More generally, more and better tomographic images are highly desirable for several reasons. On one hand, imaging the material in degradation states intermediate between [S0], [S1] and [S2] could bring support to the scenario for the morphological evolution, which so far relies on reasoned but partly conjectural arguments, or possibly reveal inadequacies and provide directions for its amendment. On the other hand, a finer resolution could allow one to pinpoint more accurately the transitions to percolation of the micropores and of the solid grains involved in the conductivity modeling (Section 4.5). These transitions have to occur, but for the time being, the instant when they do is set partly arbitrarily.

Improved resolution would also eliminate the distinction between micro and mesopores, which is only an artifact of metrological limitations, or might reduce the fraction of unseen porosity sufficiently to make it negligible. A complete vision of the pore size spectrum would be helpful if the continuous size distribution observed in Appendix A.1 were to be used instead of the current trimodal schematization in micro, meso and macropores. Such an extension of the model would be conceptually gratifying, but it is not certain that it would significantly modify the conductivity predictions. The trimodal model seems to be a smooth enough approximation, since no discontinuity nor change in slope is visible in Figure 13 at the transitions between the developments of micro and mesoporosity (${\alpha }_{1\mu }$ and ${\alpha }_{2\mu }$) or between the developments of meso and macroporosity (${\alpha }_{1m}$ and ${\alpha }_{2m}$).
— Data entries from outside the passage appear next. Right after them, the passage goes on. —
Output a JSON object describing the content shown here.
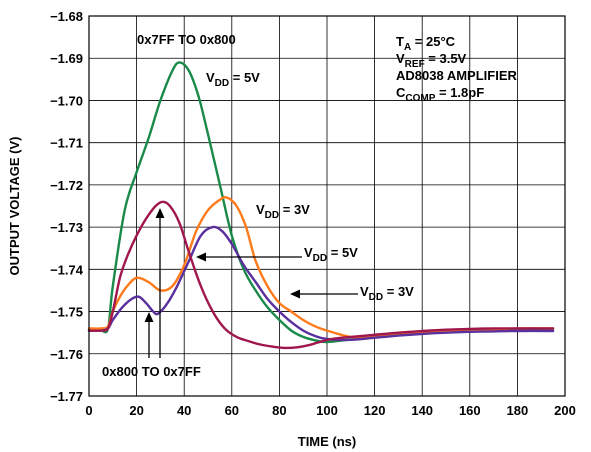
{
  "chart_data": {
    "type": "line",
    "xlabel": "TIME (ns)",
    "ylabel": "OUTPUT VOLTAGE (V)",
    "xlim": [
      0,
      200
    ],
    "ylim": [
      -1.77,
      -1.68
    ],
    "xticks": [
      "0",
      "20",
      "40",
      "60",
      "80",
      "100",
      "120",
      "140",
      "160",
      "180",
      "200"
    ],
    "yticks": [
      "−1.68",
      "−1.69",
      "−1.70",
      "−1.71",
      "−1.72",
      "−1.73",
      "−1.74",
      "−1.75",
      "−1.76",
      "−1.77"
    ],
    "grid": true,
    "conditions": {
      "ta": {
        "main": "T",
        "sub": "A",
        "rest": " = 25°C"
      },
      "vref": {
        "main": "V",
        "sub": "REF",
        "rest": " = 3.5V"
      },
      "amp": "AD8038 AMPLIFIER",
      "ccomp": {
        "main": "C",
        "sub": "COMP",
        "rest": " = 1.8pF"
      }
    },
    "annotations": {
      "up_transition": "0x7FF TO 0x800",
      "down_transition": "0x800 TO 0x7FF",
      "green_vdd": {
        "main": "V",
        "sub": "DD",
        "rest": " = 5V"
      },
      "orange_vdd": {
        "main": "V",
        "sub": "DD",
        "rest": " = 3V"
      },
      "purple_vdd": {
        "main": "V",
        "sub": "DD",
        "rest": " = 5V"
      },
      "red_vdd": {
        "main": "V",
        "sub": "DD",
        "rest": " = 3V"
      }
    },
    "series": [
      {
        "color": "#1a8a4a",
        "points": [
          [
            0,
            -1.7545
          ],
          [
            5,
            -1.7545
          ],
          [
            8,
            -1.754
          ],
          [
            10,
            -1.744
          ],
          [
            15,
            -1.726
          ],
          [
            20,
            -1.717
          ],
          [
            25,
            -1.709
          ],
          [
            30,
            -1.7
          ],
          [
            35,
            -1.693
          ],
          [
            38,
            -1.691
          ],
          [
            42,
            -1.693
          ],
          [
            46,
            -1.699
          ],
          [
            50,
            -1.708
          ],
          [
            55,
            -1.72
          ],
          [
            60,
            -1.732
          ],
          [
            65,
            -1.74
          ],
          [
            70,
            -1.745
          ],
          [
            75,
            -1.749
          ],
          [
            80,
            -1.752
          ],
          [
            85,
            -1.7545
          ],
          [
            90,
            -1.756
          ],
          [
            95,
            -1.7568
          ],
          [
            100,
            -1.7572
          ],
          [
            110,
            -1.7566
          ],
          [
            120,
            -1.756
          ],
          [
            130,
            -1.7555
          ],
          [
            140,
            -1.755
          ],
          [
            150,
            -1.7548
          ],
          [
            160,
            -1.7546
          ],
          [
            170,
            -1.7545
          ],
          [
            180,
            -1.7545
          ],
          [
            195,
            -1.7545
          ]
        ]
      },
      {
        "color": "#ff7a1a",
        "points": [
          [
            0,
            -1.754
          ],
          [
            5,
            -1.754
          ],
          [
            8,
            -1.7535
          ],
          [
            10,
            -1.75
          ],
          [
            13,
            -1.7465
          ],
          [
            16,
            -1.744
          ],
          [
            20,
            -1.742
          ],
          [
            25,
            -1.743
          ],
          [
            30,
            -1.745
          ],
          [
            35,
            -1.744
          ],
          [
            40,
            -1.739
          ],
          [
            45,
            -1.731
          ],
          [
            50,
            -1.726
          ],
          [
            55,
            -1.7235
          ],
          [
            58,
            -1.723
          ],
          [
            62,
            -1.725
          ],
          [
            66,
            -1.73
          ],
          [
            70,
            -1.738
          ],
          [
            75,
            -1.744
          ],
          [
            80,
            -1.748
          ],
          [
            85,
            -1.75
          ],
          [
            90,
            -1.752
          ],
          [
            95,
            -1.7535
          ],
          [
            100,
            -1.7545
          ],
          [
            110,
            -1.756
          ],
          [
            120,
            -1.756
          ],
          [
            130,
            -1.7555
          ],
          [
            140,
            -1.755
          ],
          [
            150,
            -1.7546
          ],
          [
            160,
            -1.7544
          ],
          [
            170,
            -1.7542
          ],
          [
            180,
            -1.754
          ],
          [
            195,
            -1.754
          ]
        ]
      },
      {
        "color": "#5a2f9e",
        "points": [
          [
            0,
            -1.7545
          ],
          [
            5,
            -1.7545
          ],
          [
            8,
            -1.754
          ],
          [
            10,
            -1.752
          ],
          [
            14,
            -1.749
          ],
          [
            18,
            -1.747
          ],
          [
            21,
            -1.7465
          ],
          [
            24,
            -1.748
          ],
          [
            27,
            -1.75
          ],
          [
            29,
            -1.7505
          ],
          [
            33,
            -1.748
          ],
          [
            37,
            -1.744
          ],
          [
            42,
            -1.738
          ],
          [
            47,
            -1.732
          ],
          [
            52,
            -1.73
          ],
          [
            56,
            -1.731
          ],
          [
            60,
            -1.734
          ],
          [
            65,
            -1.739
          ],
          [
            70,
            -1.743
          ],
          [
            75,
            -1.747
          ],
          [
            80,
            -1.75
          ],
          [
            85,
            -1.7525
          ],
          [
            90,
            -1.7545
          ],
          [
            95,
            -1.7558
          ],
          [
            100,
            -1.7565
          ],
          [
            110,
            -1.7567
          ],
          [
            120,
            -1.7562
          ],
          [
            130,
            -1.7557
          ],
          [
            140,
            -1.7553
          ],
          [
            150,
            -1.755
          ],
          [
            160,
            -1.7548
          ],
          [
            170,
            -1.7547
          ],
          [
            180,
            -1.7546
          ],
          [
            195,
            -1.7546
          ]
        ]
      },
      {
        "color": "#a0174e",
        "points": [
          [
            0,
            -1.7545
          ],
          [
            5,
            -1.7545
          ],
          [
            8,
            -1.754
          ],
          [
            10,
            -1.75
          ],
          [
            13,
            -1.742
          ],
          [
            16,
            -1.737
          ],
          [
            20,
            -1.732
          ],
          [
            24,
            -1.728
          ],
          [
            28,
            -1.725
          ],
          [
            31,
            -1.724
          ],
          [
            34,
            -1.725
          ],
          [
            38,
            -1.729
          ],
          [
            42,
            -1.736
          ],
          [
            47,
            -1.744
          ],
          [
            52,
            -1.75
          ],
          [
            57,
            -1.754
          ],
          [
            62,
            -1.756
          ],
          [
            67,
            -1.757
          ],
          [
            72,
            -1.7578
          ],
          [
            77,
            -1.7583
          ],
          [
            82,
            -1.7586
          ],
          [
            87,
            -1.7585
          ],
          [
            92,
            -1.758
          ],
          [
            97,
            -1.7572
          ],
          [
            102,
            -1.7565
          ],
          [
            110,
            -1.756
          ],
          [
            120,
            -1.7555
          ],
          [
            130,
            -1.755
          ],
          [
            140,
            -1.7546
          ],
          [
            150,
            -1.7543
          ],
          [
            160,
            -1.7541
          ],
          [
            170,
            -1.754
          ],
          [
            180,
            -1.754
          ],
          [
            195,
            -1.754
          ]
        ]
      }
    ]
  }
}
The only accidents are due to physical events (completion of the intumescence or percolation transitions). The same applies for other simplifying features of the model, such as the strict alignment of the anisotropic macropores. Ellipsoids with orientations slightly wobbling around a preferential direction can be accounted for straightforwardly by the DEM scheme, but it would result only in a second-order correction to (17). Thus, the priority in future studies should be less so the refinement of technical details than the validation and possibly improvement of the modeling concepts.
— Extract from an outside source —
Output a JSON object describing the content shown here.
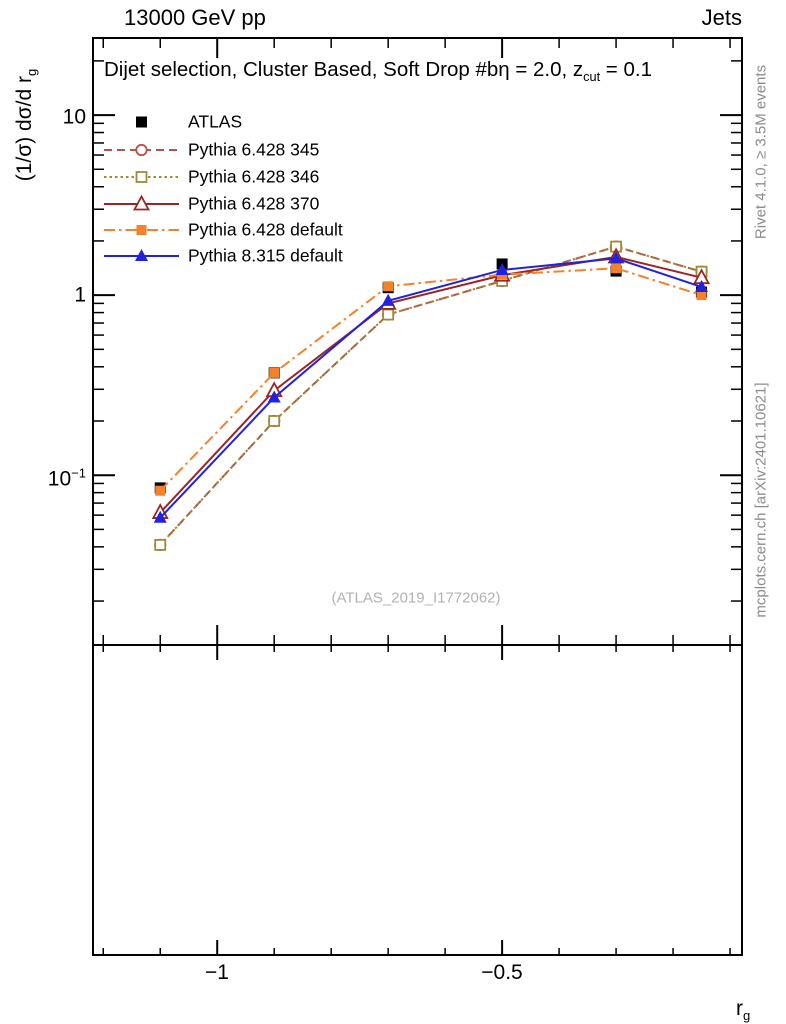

It should be noted that beyond their application in the present work, the methodology and conceptual tools implemented here can be of interest by themselves for the treatment of other materials and in other contexts. This applies to the global modeling approach, and to some technical aspects which are involved. In particular, the method for the characterization of the gaseous inclusions shape (Appendix A) is original. The tensorial distance (Appendix B) used to assess the quality of the conductivity predictions is also a new contribution, mentioned in the literature only in the recent related works [26,40].
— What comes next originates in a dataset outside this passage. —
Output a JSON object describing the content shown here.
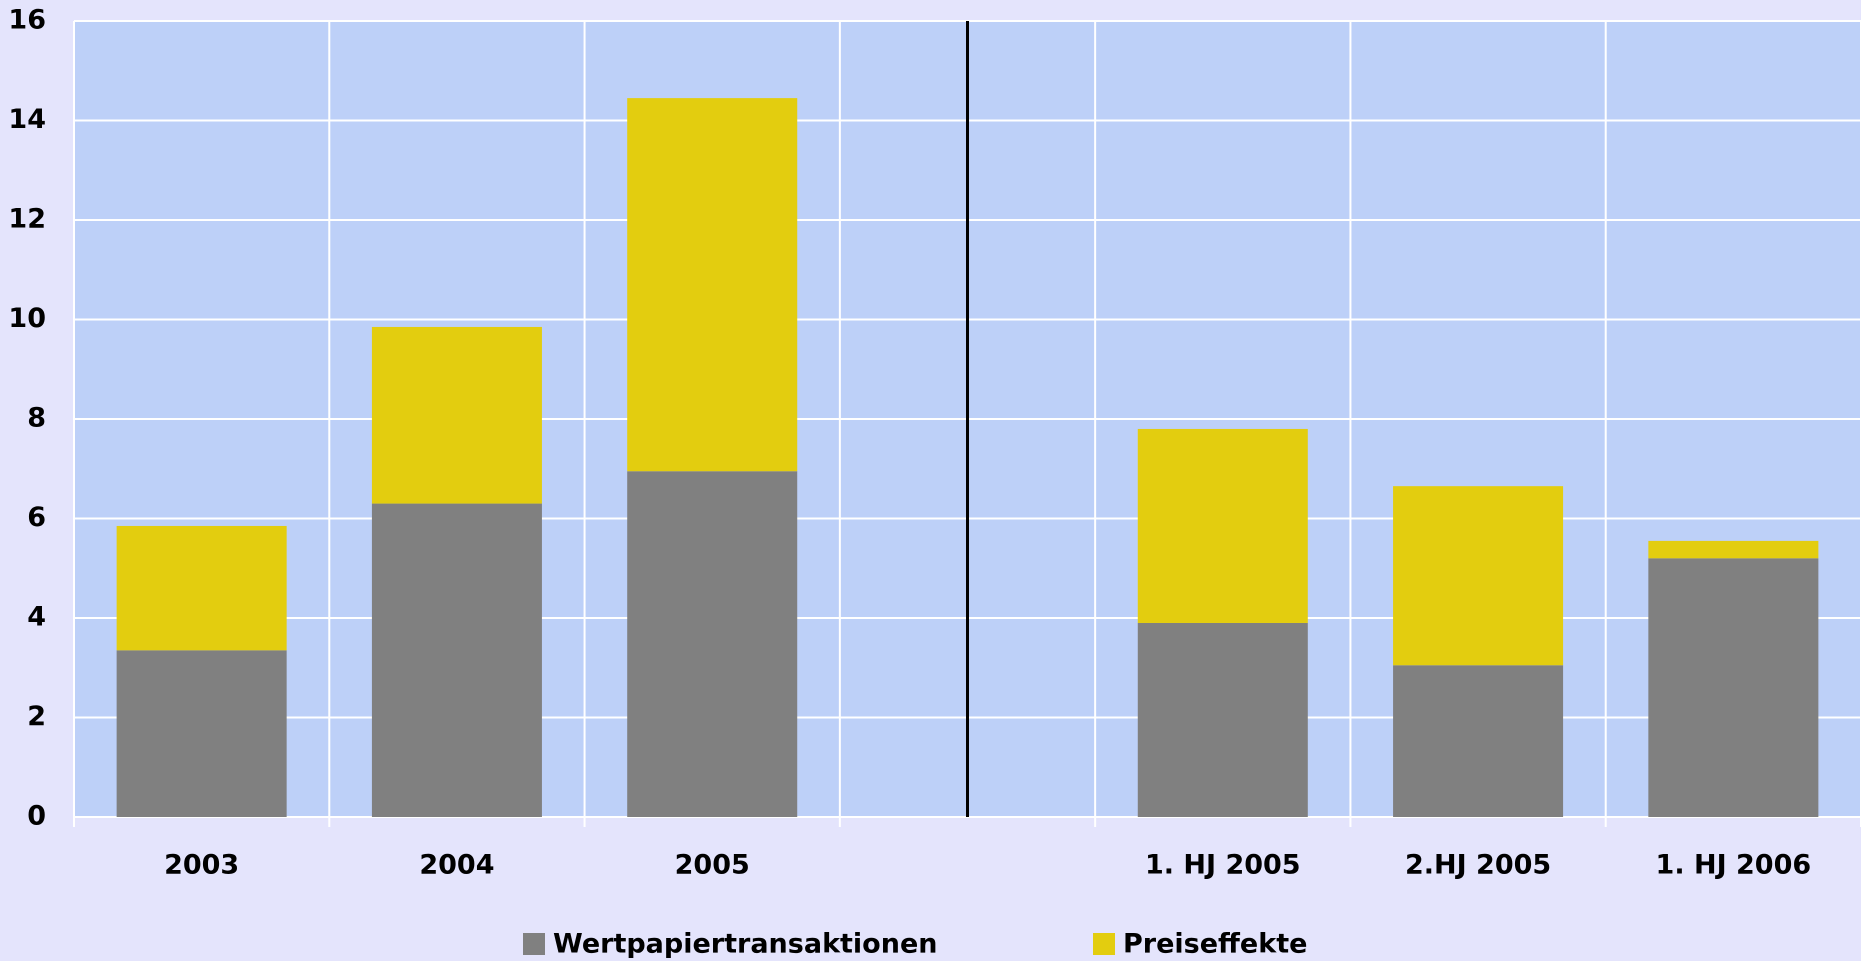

Finally, radiative exchanges, which have here a minor but not entirely negligible contribution to heat transfers, are an obvious subject for future work. The other most common cable sheath material is PVC. It is also intumescent, and therefore it also gives rise to gaseous inclusions in the polymer matrix. However, much larger cavities develop, and as a result, radiative heat transfers (unaccounted for in the present work) play a dominant role, as shown in the preliminary study [37]. Just like conduction, they could be addressed by direct simulations in the tomographic images of the samples, or by a more theoretical approach in the object-based conceptual model of the geometry. Therefore, both the geometric modeling and the accounting for radiative transfers call for additional developments.